The point is, although about 80% of my cellar is Bordeaux and the Loire Valley, the other 20% is more diverse than you might think, albeit with an undeniable leaning towards the Old World. But with time these other bottles are drunk up, while my two favoured regions soldier on, partly because I started out with so many more bottles, partly because I am always on the look out for mature bottles from these regions. All in the name of research, I hope you understand.
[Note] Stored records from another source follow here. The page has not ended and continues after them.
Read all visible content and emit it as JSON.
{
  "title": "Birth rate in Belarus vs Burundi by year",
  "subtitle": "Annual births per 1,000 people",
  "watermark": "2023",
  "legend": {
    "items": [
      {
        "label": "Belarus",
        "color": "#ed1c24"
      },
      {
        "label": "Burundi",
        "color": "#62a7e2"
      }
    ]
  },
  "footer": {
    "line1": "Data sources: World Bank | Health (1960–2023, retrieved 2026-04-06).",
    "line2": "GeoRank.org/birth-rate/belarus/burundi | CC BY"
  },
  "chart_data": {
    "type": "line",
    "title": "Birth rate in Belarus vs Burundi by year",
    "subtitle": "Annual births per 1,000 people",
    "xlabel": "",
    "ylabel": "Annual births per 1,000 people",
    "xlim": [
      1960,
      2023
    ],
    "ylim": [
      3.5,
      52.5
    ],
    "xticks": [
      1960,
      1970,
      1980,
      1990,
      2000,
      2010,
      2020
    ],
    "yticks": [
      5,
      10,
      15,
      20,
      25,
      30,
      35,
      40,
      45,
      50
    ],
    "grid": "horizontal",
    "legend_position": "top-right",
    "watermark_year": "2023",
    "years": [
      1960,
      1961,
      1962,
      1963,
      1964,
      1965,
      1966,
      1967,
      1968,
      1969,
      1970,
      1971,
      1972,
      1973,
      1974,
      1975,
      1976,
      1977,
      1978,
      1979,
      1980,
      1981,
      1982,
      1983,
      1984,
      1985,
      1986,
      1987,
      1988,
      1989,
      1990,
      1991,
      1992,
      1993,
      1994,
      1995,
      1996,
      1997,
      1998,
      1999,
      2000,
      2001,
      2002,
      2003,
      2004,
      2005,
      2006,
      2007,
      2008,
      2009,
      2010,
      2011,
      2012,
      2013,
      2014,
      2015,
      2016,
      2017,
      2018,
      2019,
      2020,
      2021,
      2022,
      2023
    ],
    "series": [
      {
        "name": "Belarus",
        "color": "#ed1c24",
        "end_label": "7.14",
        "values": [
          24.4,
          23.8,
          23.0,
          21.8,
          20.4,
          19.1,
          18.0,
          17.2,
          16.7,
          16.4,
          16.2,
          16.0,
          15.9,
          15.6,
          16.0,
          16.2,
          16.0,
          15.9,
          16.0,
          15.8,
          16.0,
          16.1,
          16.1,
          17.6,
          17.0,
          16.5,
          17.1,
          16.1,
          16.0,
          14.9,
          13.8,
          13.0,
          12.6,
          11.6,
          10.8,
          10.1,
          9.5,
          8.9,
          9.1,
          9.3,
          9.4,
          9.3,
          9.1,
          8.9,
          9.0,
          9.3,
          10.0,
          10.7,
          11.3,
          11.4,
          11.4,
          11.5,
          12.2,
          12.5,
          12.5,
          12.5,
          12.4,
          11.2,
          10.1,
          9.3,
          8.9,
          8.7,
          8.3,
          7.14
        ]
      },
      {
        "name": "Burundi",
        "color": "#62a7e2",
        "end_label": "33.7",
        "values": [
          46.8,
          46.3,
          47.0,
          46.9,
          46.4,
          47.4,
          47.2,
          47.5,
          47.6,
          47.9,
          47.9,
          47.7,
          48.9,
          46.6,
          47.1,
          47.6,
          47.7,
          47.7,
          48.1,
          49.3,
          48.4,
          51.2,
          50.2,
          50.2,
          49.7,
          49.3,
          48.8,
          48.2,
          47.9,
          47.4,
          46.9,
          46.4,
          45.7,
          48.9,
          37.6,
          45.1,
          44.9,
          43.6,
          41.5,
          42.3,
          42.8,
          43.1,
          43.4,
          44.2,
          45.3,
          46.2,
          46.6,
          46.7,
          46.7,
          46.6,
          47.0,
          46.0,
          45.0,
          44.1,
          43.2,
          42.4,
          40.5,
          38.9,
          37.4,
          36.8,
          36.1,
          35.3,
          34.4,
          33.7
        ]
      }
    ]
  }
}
And so it should perhaps be no surprise to see that this tasting of wines at 25 years of age features almost exclusively the Loire Valley and Bordeaux, with a single German Riesling bringing up the rear.

The Loire Valley

Although this was a fine vintage along the length of the Loire Valley, from Muscadet up to Sancerre, the wines in my cellar are exclusively from the Vouvray appellation. The growing season was a very benevolent one, an early flowering meaning the vines were a full three weeks ahead as summer arrived, a summer which was warm and largely dry with only occasional light rainfall, consolidating this early advantage. In Vouvray picking began in late September and as the weather never broke it continued on at a leisurely pace into November. The dry conditions meant that there was not much botrytis, so the wines are largely made from passerillé fruit, giving them a great, minerally purity, and making for an obvious contrast with the vintage that followed, the botrytis-rich 1990.